LA FFP PRÊTE À DÉBATTRE DE LA CERTIFICATION DES ORGANISMES DE FORMATION

La Fédération de la formation professionnelle (FFP) a accueilli favorablement l'annonce de François Hollande, le 4 mars à Blois, concernant la mise en place d'un “véritable système de certification, d'évaluation, et de validation qui garantira l'efficacité des formations délivrées". Rappelant qu'elle “s'est positionnée dès 1994, en créant l'Office professionnel de qualification des organismes de formation (OPQF) avec les pouvoirs publics, au sein duquel siègent des représentants de l'administration". À ce titre, elle est “prête à s'associer aux nouveaux travaux qui seraient engagés dans cette perspective".

Pour Jacques Abécassis, conseiller qualité à la FFP, interrogé par L'Inffo, le nouveau système de certification devra “utiliser les certifications existantes (qualification OPQF avec 900 organismes de formation qualifiés, normes Afnor avec 120 organismes certifiés, norme Iso 29990, labels des entreprises et des Régions, etc.) et en réduire le nombre". Il ajoute : “L'objectif est de voir comment nous pouvons garantir l'efficacité des prestations de formation en évitant d'inventer un nouveau système de certification qui risque de rendre plus confus la lisibilité de la qualité."

Ne pas ajouter de la confusion

Au sujet du nombre trop élevé d'organismes de formation dénoncé par François Hollande, Jacques Abécassis confirme que “seuls 15 500 organismes exercent cette activité à titre principal et réalisent un chiffre d'affaires de 7 milliards d'euros par an.
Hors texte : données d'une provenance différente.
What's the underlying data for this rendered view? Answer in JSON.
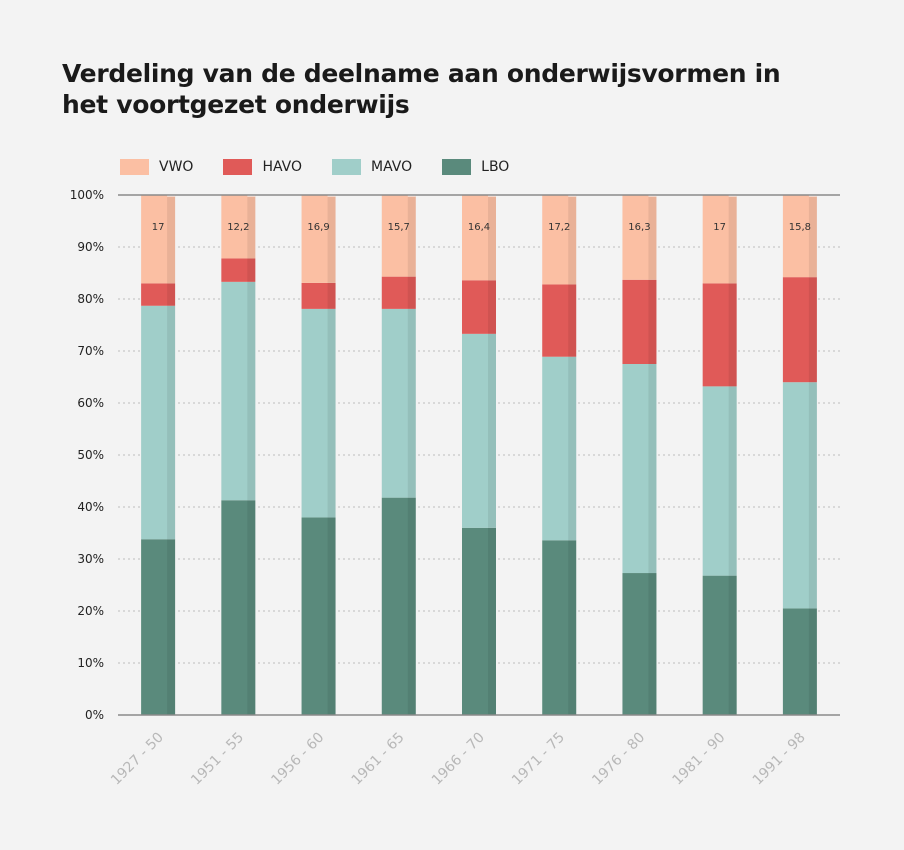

Si nous prenons en compte le nombre de numéros de déclaration d'activité délivrés par les Direccte, nous passons à 80 000 organismes. La volonté du président de la République de recentrer le système sur moins d'organismes a pour but de rendre le marché plus lisible mais pour nous, il l'est déjà, notamment par rapport aux actions engagées sur le terrain.

Ainsi, 1 000 organismes de formation font le marché aujourd'hui, avec un chiffre d'affaires supérieur à 1,5 million d'euros par an, soit 47 % du CA total ; si on compte les OF à partir d'un CA de 150 000 euros, ils sont 5 400 et représentent 35 % des organismes et 94 % du CA total", indique-t-il.

En outre, la FFP “salue l'intérêt porté par le gouvernement à la formation et l'insertion professionnelle des demandeurs d'emploi. Avec plus de 50 % de ses adhérents formant et accompagnant près de 800 000 demandeurs d'emploi chaque année, la FFP œuvre, au travers de l'action de ses adhérents pour une insertion durable dans l'emploi".

Philippe Grandin

LA RÉFORME BOULEVERSERA-T-ELLE LE SYSTÈME ACTUEL ?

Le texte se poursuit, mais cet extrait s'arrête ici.